Serielle Schalldämpfer sind aus Kostengründen beim Bau ebenfalls in der Regel nicht optimiert.
Die Konzeption eines jeden Motors für Kraftfahrzeuge, sieht auch einen Auspuff für die heißen Verbrennungsgase vor, welche im Betrieb entstehen. Serielle Auspuffanlagen sind so konstruiert, dass sie preiswert in der Produktion sind, das Geräusch dämpfen und die Abgase dann weg vom Motor führen. Üblicherweise geschieht das unter Verwendung mehrerer Bauteile, auch Vorrichtungen zur Abgasentgiftung oder zur Reduktion der Schadstoffemmission sind hier integriert.
Von Hinten nach Vorne betrachtet, sind hier Endrohre, Auspuffendtopf, Schalldämpfer, Katalysator, Hosenrohr und Auspuffkrümmer angeordnet.
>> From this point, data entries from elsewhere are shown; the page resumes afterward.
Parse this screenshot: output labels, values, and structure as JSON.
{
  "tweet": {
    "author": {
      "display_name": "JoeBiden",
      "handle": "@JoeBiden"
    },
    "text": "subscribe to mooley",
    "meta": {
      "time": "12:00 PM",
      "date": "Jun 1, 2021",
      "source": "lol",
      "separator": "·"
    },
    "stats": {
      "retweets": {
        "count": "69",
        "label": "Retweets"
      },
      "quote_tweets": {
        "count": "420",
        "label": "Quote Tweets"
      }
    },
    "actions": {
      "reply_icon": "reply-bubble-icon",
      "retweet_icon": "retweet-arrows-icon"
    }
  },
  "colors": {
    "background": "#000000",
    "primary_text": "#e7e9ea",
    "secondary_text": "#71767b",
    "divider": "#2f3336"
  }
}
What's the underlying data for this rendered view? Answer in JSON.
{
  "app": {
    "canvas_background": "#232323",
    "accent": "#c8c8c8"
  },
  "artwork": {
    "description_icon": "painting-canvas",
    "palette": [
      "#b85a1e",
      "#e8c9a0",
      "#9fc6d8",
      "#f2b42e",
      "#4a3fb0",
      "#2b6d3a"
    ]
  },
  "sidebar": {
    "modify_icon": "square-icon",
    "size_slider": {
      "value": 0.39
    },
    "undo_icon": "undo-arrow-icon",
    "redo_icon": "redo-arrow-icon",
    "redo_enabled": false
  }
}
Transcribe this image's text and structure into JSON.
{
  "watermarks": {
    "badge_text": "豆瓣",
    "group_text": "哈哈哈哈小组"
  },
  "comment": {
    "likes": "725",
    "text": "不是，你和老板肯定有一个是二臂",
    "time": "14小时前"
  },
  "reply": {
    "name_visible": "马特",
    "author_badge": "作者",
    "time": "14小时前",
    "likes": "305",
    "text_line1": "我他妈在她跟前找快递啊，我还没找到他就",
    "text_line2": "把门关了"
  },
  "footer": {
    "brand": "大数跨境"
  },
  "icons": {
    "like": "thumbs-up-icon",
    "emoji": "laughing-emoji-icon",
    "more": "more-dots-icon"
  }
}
Keines dieser Komponenten ist beim Auspuff wirklich auf eine maximale Leistungsentfaltung ausgelegt, sondern eben auf eine möglichst schadstoffarme, leise und gebrauchsfähige Wirkungsweise.
Das läßt einem Tuning, beziehungsweise einer möglichen Leistungsmaximierung viel Raum, nur sehr exklusive Kleinseriensportwagen mit Höchstleistungsmotoren haben ein Auspufftuning bereits konzeptionell verwirklicht. Bei allen anderen Serienfahrzeugen, ist hier eine echte Option zum Leistungsgewinn.
Beginnen wir nun am Motor selbst, der Auspuffkrümmer leitet die Abgase zum Hosenrohr, dabei ist der zurückgelegte Weg der Abgase für jeden Zylinder unterschiedlich lang und mit fast rechtwinkligen Rohrbögen versehen, hier werden im Tuning so genannte Fächerkrümmer verwendet, welche oft auch das Hosenrohr ersetzen.
Solch ein Fächerkrümmer hat weniger scharfe Kurven in den Rohrbögen und optimiert auch den Vorgang im Auspuff hinsichtlich weitestgehend identischer Längen der Auspuffstrecken, Gasströme treffen auch in spitzeren Winkeln zusammen und sorgen so für weniger Verwirbelungen der Gase im Auspuff. Katalysatoren und deren Lambda-Sonden sind gesetzliche Vorschrift und werden beim Tuning deshalb ausgeklammert.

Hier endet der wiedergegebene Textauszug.